Sometime in the ’80s, a large oak fell into our yard from Mary’s side of the fence. I helped Dad trim it and lay it so it was not terribly in the way. As we were doing so I had the bright idea of seeing if it could be sold to a local lumbermill, as there is an active forestry industry in Southern Indiana. To my surprise, I was able to do so under Indiana law and the lumbermill was willing to buy. I can’t recall how much the log fetched but I think it was over a hundred bucks.

In spring, flower poachers wheelbarrow daffodils from the lanes of Mary’s farm out to the highway. Are they family, or are they thieves?

Laughing, I throw the balsa and styrofoam airplane again and again, amazed at the added distance the innovation of formed airfoils to the toy has made. Catching a thermal, the blue-and-tan craft rises and rises before falling off the air spiral and coming to rest nearly a mile away. I catch up to it breathlessly, amazed and enthusiastic.

Time and changes

I’m starting this entry too late to do it justice – 10 pm. Despite this, here are some dates and events associated with my family’s residence in my Bloomington childhood home.

Summer, 1976. We move to Bloomington from West Lafayette. Previously my family had come to town for an academic conference or interview and stayed on the square in the only building over ten stories centrally located off campus, a hotel which is abandoned for most of the time between 1978 and 1990. I sleep in a dresser drawer, and retain the sense memory to this day. I recommend the experience, unless you are one of my cats.

Winter, 1978. Snow drifts above the second story of the house, completely burying the garage. My father and I shovel it, regardless. Several weeks prior to this I spent nearly four hours waiting for a school bus that never came with other freaked-out preadolescents, desperately scrounging for sources of heat. I recall the disappointment we felt when a book of matches failed to warm us for more than a few seconds.

Summer, 1982. My family returns from a year abroad. I am much changed. I attend school in fear. My fear is well-based, as the remainder of my high-school career will be marked by unpredictable explosions of violence directed at me.
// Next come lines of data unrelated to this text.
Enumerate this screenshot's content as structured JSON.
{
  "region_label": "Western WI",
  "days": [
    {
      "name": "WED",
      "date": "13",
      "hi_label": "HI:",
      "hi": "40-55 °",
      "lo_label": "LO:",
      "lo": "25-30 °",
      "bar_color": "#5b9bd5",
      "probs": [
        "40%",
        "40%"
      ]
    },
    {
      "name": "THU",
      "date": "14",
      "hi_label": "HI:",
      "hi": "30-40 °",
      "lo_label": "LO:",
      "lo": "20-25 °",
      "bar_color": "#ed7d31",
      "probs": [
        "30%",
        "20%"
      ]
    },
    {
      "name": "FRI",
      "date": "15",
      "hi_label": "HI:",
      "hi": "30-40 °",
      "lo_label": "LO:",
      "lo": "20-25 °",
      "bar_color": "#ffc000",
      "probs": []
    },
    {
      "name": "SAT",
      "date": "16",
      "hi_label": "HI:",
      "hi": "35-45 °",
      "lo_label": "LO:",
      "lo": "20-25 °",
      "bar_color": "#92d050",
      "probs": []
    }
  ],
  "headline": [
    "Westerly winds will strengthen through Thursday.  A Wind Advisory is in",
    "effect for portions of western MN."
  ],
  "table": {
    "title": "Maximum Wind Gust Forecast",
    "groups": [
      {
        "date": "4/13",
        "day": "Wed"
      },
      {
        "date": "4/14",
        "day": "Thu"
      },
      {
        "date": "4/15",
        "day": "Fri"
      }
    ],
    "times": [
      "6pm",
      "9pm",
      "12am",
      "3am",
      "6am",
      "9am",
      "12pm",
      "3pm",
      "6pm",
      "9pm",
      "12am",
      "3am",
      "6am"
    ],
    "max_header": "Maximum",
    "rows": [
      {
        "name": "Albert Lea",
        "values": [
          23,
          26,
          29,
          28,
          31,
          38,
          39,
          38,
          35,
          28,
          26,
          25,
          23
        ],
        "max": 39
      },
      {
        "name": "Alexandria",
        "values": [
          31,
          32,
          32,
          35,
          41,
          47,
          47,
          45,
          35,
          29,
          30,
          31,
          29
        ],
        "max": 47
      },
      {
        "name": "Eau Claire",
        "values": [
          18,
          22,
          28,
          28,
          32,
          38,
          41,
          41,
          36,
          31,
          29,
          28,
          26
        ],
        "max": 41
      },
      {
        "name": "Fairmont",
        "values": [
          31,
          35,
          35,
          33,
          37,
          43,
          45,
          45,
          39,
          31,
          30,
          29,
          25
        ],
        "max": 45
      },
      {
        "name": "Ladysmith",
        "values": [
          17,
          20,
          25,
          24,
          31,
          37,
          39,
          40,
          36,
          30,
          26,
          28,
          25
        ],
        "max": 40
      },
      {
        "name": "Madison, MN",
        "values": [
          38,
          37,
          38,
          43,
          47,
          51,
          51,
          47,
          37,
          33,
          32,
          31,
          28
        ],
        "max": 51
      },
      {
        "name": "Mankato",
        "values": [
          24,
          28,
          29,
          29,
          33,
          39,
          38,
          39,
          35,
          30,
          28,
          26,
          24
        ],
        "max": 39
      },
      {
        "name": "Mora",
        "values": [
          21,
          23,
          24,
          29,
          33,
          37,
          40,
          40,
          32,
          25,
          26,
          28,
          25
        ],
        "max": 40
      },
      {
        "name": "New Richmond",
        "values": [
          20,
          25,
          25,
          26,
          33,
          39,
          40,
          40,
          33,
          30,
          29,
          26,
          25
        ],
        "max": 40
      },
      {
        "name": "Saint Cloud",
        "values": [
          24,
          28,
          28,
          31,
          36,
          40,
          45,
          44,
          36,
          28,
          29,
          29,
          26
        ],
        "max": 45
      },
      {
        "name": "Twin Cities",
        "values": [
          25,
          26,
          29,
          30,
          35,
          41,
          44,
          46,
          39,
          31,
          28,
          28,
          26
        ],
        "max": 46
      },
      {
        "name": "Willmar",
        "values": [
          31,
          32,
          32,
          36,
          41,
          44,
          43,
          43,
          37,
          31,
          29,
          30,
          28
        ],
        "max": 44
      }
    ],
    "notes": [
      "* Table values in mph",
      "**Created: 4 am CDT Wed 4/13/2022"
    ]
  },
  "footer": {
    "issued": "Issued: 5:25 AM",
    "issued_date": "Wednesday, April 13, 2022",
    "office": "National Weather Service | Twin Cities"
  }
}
This is somewhat offset by my sudden popularity with the ladies.

Fall, 1984. My sister and I both graduate high school and move out. By odd circumstance we move into a two-bedroom apartment together. Incredibly unrestrained sibling fights take place, but by the end of that summer, sibling rivalry has been fought out and replacing is is an amazing bond, something I never had felt before and mourn to this day.

Spring 1986 (?). Both my sister and my parents return from abroad; in the intervening year, the barn in Mary’s woods has burned down. Or something. I have the dates or who was in town wrong, I think.

Early 1988. My sister returns to live with may parents, probably depressed.

September, 1988. My sister is killed on her bicycle on her way to see a friend. The old world ends; the one I live in begins.

Indian Summer, 1988. A memorial potluck is held in my family’s back yard, a kind of wake for the funeral or something. In my heart I know that I’m leaving town and expect that my parents are too. It’s the last extensive memory I have of the house, a polyglot crowd eating and drinking under the locust tree I’d seen grow from a sapling to a pod-dropping nuisance. I think Mary was dead by then as I recall crossing the fence to stroll up in the woods, knowing I was to leave them.

I loved my hometown but I hated Indiana, the weather and the enclosing horizon, the culture of limits. While my parents, children of the Great West, sought a connection to the older American culture and savored, natively, the more circumscribed expressions of two centuries of Americanness and Midwestern folkways, I chafed. So when my sister died and my girlfriend wanted to move on, I did.

Fifteen years later, it’s clear to me that what I learned most clearly was how to be uncomfortable, because today I find Seattle as tiresomely oppressive as the place I left. There’s no doubt that the cultures are different. What do they have in common? My vantage point.